OBJECTIVES: We sought to assess the angiographic outcome, complication rates and clinical features of percutaneous transluminal coronary angioplasty (PTCA) after failed thrombolysis for acute myocardial infarction. BACKGROUND: "Rescue angioplasty" refers to mechanical reopening of an occluded infarct-related artery (IRA) after failed intravenous thrombolysis. Although the procedure is commonly performed, data describing its technical and clinical outcome are sparse. Early reports suggested that rescue PTCA is less often successful and produces more complications than primary PTCA. Other reports have described beneficial effects of successful rescue PTCA but adverse outcomes when PTCA is unsuccessful. METHODS: Using data from the Global Utilization of Streptokinase and Tissue Plasminogen Activator for Occluded Coronary Arteries (GUSTO-1) angiographic substudy, we compared clinical and angiographic outcomes of 198 patients selected for a rescue PTCA attempt with those of 266 patients with failed thrombolysis but managed conservatively and, for reference, with those of 1,058 patients with successful thrombolysis.

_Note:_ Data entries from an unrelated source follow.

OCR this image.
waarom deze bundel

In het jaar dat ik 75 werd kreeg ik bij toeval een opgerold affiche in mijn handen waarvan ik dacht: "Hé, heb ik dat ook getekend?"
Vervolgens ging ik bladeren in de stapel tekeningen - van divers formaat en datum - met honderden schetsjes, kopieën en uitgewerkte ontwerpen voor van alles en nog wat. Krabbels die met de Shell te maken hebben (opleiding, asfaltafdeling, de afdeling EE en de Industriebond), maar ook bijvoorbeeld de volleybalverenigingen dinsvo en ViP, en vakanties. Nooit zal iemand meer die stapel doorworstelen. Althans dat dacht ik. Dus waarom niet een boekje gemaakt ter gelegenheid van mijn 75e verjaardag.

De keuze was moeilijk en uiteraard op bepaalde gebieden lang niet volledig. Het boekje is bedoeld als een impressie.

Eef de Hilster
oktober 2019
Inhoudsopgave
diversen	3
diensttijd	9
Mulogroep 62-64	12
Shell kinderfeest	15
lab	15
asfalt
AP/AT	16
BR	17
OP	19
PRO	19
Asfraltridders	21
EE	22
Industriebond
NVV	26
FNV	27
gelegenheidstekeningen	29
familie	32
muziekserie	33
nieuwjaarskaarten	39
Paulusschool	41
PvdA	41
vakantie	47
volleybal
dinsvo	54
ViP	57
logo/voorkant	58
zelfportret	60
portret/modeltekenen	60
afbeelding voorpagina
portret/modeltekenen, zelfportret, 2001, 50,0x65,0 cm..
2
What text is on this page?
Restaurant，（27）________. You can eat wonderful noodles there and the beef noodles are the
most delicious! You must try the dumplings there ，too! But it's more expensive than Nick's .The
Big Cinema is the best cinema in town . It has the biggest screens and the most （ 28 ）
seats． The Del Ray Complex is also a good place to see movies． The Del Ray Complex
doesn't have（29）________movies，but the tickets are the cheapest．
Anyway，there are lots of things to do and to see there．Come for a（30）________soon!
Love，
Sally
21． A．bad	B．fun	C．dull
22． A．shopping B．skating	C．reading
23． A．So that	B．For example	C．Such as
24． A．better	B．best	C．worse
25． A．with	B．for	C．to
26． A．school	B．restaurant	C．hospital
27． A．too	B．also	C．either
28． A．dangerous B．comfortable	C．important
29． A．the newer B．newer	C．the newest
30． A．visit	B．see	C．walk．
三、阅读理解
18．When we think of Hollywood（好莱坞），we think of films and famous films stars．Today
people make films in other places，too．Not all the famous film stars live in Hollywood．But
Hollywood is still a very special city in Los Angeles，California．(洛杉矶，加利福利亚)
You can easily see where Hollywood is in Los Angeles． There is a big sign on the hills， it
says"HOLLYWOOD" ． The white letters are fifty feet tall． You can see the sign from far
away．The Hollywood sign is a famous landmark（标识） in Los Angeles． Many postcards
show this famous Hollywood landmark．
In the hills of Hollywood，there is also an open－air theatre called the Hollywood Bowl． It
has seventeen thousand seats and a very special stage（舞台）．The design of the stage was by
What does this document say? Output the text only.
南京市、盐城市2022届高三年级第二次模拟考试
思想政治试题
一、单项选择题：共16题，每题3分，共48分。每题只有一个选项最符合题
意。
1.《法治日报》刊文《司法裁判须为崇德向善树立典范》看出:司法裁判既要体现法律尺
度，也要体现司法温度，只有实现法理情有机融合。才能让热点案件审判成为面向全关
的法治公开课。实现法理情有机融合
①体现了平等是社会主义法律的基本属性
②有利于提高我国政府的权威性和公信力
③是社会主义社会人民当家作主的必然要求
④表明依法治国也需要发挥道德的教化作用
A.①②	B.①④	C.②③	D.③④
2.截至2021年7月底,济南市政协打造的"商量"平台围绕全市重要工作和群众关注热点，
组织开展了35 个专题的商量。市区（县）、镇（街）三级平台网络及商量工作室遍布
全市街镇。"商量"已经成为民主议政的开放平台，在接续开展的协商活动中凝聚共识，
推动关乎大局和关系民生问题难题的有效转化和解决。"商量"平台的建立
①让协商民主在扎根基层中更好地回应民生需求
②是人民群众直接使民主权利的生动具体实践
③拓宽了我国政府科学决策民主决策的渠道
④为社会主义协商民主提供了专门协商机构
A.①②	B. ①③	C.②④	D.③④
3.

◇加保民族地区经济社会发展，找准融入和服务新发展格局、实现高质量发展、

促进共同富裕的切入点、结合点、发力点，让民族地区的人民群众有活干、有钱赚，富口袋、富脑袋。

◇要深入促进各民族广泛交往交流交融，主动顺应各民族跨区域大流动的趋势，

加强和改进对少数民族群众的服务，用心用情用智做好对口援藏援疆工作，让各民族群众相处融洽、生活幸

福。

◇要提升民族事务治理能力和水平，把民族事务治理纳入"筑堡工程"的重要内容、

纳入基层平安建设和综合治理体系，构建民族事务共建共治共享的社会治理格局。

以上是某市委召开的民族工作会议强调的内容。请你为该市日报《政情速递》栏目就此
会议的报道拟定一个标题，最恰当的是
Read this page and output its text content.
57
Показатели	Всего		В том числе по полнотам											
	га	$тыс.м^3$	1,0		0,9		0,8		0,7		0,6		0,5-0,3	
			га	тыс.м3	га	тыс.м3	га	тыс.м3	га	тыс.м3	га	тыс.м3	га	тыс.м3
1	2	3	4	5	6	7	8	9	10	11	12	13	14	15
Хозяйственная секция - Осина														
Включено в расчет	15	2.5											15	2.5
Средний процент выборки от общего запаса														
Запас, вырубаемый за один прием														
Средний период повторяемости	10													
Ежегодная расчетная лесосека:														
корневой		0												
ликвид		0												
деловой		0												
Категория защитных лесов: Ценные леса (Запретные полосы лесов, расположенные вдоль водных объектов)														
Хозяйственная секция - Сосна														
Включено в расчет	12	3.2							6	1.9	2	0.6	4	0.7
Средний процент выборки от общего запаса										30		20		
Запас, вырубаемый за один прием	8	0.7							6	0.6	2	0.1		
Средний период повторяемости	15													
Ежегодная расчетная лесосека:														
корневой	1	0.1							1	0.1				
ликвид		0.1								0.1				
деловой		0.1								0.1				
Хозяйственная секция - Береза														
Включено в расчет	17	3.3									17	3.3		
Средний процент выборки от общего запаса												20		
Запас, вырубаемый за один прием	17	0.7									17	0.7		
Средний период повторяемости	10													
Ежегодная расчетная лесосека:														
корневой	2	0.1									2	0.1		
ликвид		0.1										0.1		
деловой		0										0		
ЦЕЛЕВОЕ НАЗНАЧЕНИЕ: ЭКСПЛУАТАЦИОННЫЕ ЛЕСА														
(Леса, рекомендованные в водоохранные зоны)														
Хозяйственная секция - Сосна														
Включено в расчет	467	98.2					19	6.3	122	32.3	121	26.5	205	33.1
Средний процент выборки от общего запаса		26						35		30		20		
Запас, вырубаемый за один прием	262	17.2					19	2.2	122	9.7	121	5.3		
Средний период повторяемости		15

RESULTS: Patients offered rescue PTCA had more impaired left ventricular function than those in whom closed vessels were managed conservatively. Rescue successfully opened 88.4% of closed arteries, with 68% attaining Thrombolysis in Myocardial Infarction (TIMI) grade 3 flow. The interventions did not increase catheterization laboratory or postprocedural complication rates. Multivariate analysis identified severe heart failure to be a determinant of a failed rescue attempt. Successful rescue PTCA resulted in superior left ventricular function and 30-day mortality outcomes, comparable to outcomes in patients with closed IRAs managed conservatively, but less favorable than in patients in whom thrombolytic therapy was initially successful. The mortality rate after a failed rescue attempt was 30.4%; however, five of the seven patients who died after failed rescue PTCA were in cardiogenic shock before the procedure. CONCLUSIONS: Rescue PTCA tends to be selected for patients with clinical predictors of a poor outcome. It is effective in restoring patency. Patients who die after a failed rescue attempt are often already in extremis before the angioplasty attempt.